Fast forward to 2019, and movie watchers have been informed that a remake of “The Little Mermaid” will start production in April of 2020. What connects these two movies? The remake of “The Little Mermaid” includes what some call ‘racebending,’ while the live-action movie “Avatar: The Last Airbender” included ‘whitewashing.’ Directors intend to cast Halle Bailey, an African-American, as Ariel. 

The terms whitewashing and racebending are similar but different. Media use the term ‘whitewashing’ when characters of different ethnicities are portrayed by white actors and actresses. On the other hand, “racebending,” according to Racebending.com, “refers to situations where a media content creator (movie studio, publisher, etc.) has changed the race or ethnicity of a character.”

In the past years, the movie industry has been criticized for its use of whitewashing and racebending.
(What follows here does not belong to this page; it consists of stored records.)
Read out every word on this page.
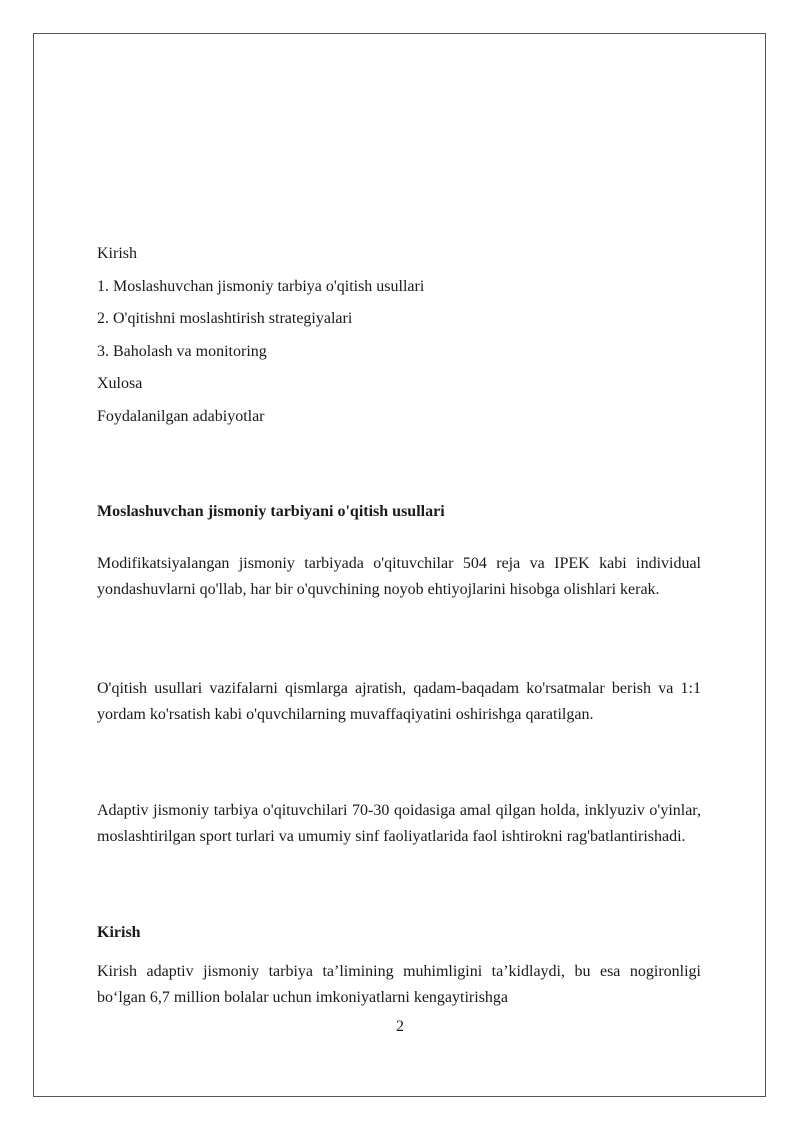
Kirish
1. Moslashuvchan jismoniy tarbiya o'qitish usullari
2. O'qitishni moslashtirish strategiyalari
3. Baholash va monitoring
Xulosa
Foydalanilgan adabiyotlar
Moslashuvchan jismoniy tarbiyani o'qitish usullari

Modifikatsiyalangan jismoniy tarbiyada o'qituvchilar 504 reja va IPEK kabi individual yondashuvlarni qo'llab, har bir o'quvchining noyob ehtiyojlarini hisobga olishlari kerak.

O'qitish usullari vazifalarni qismlarga ajratish, qadam-baqadam ko'rsatmalar berish va 1:1 yordam ko'rsatish kabi o'quvchilarning muvaffaqiyatini oshirishga qaratilgan.

Adaptiv jismoniy tarbiya o'qituvchilari 70-30 qoidasiga amal qilgan holda, inklyuziv o'yinlar, moslashtirilgan sport turlari va umumiy sinf faoliyatlarida faol ishtirokni rag'batlantirishadi.

Kirish

Kirish adaptiv jismoniy tarbiya ta’limining muhimligini ta’kidlaydi, bu esa nogironligi bo‘lgan 6,7 million bolalar uchun imkoniyatlarni kengaytirishga

2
For example in the next “The Little Mermaid” movie, directors cast an African-American to play Ariel, which has made some fans angry.
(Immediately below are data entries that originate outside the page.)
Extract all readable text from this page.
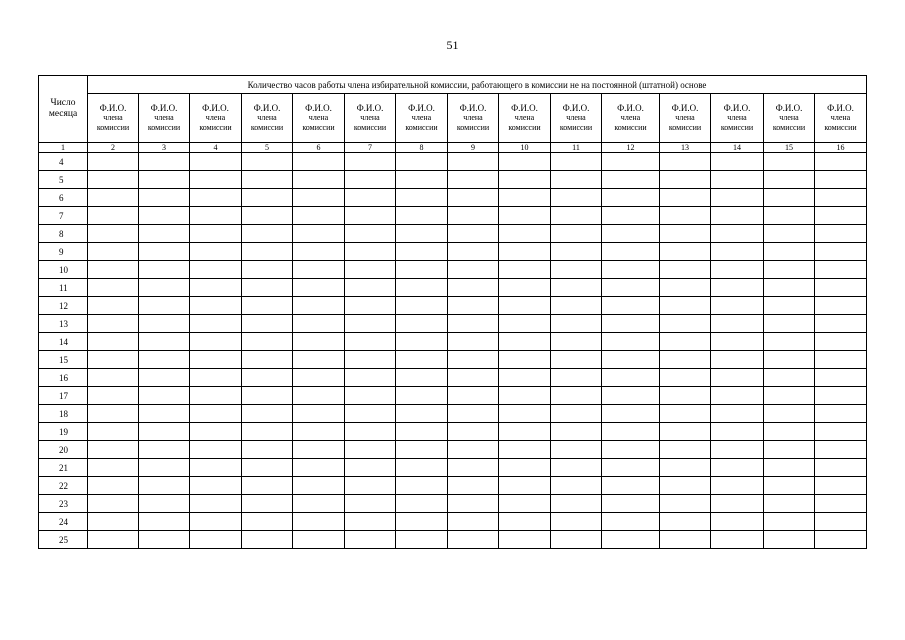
51
Число месяца	Количество часов работы члена избирательной комиссии, работающего в комиссии не на постоянной (штатной) основе														

	Ф.И.О.
члена
комиссии	Ф.И.О.
члена
комиссии	Ф.И.О.
члена
комиссии	Ф.И.О.
члена
комиссии	Ф.И.О.
члена
комиссии	Ф.И.О.
члена
комиссии	Ф.И.О.
члена
комиссии	Ф.И.О.
члена
комиссии	Ф.И.О.
члена
комиссии	Ф.И.О.
члена
комиссии	Ф.И.О.
члена
комиссии	Ф.И.О.
члена
комиссии	Ф.И.О.
члена
комиссии	Ф.И.О.
члена
комиссии	Ф.И.О.
члена
комиссии

1	2	3	4	5	6	7	8	9	10	11	12	13	14	15	16
4															
5															
6															
7															
8															
9															
10															
11															
12															
13															
14															
15															
16															
17															
18															
19															
20															
21															
22															
23															
24															
25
The new “The Little Mermaid” is only the second black Disney princess, even though Ariel was not originally a black princess.

According to Washingtonpost.com, “The debate over a black Ariel is the latest example of how attempts to diversify cultural icons can be polarizing.” Many people have shared their opinion about an African-American Ariel, and some of them are positive, while others can be insulting. 

“Y’all respect all the original princesses’ looks in all the live actions so far and decide to ruin Ariel…wtf??? Absolute garbage…keep it classic or nothing…better not change the characters in Disney World meet and greets,” one reader commented. 

Haile Bailey, the famed African-American actress, and singer played in an R&B duo alongside her sister, Chloe Bailey, and she is also known for her recent work in  “A Wrinkle in Time” and “Grown-ish.”

“To be honest, I think she (Halle Bailey) was chosen to play Ariel for a reason,” 7th grader Harley M. said. “It doesn’t really matter what her skin tone is because everyone is different and unique in their own way.”

Although many fans are displeased about the next Ariel, there are also some who are supportive of this decision to cast an African American as Ariel.

“I think it’s really cool because, in the other Disney movies, there aren’t many African-American princesses,” said Zaire M., “and the viewers should give her a chance because she might actually be a really good Ariel.”

The Little Mermaid is a classic Disney movie, and viewers generally love it. But will casting Halle Bailey change the public view on it?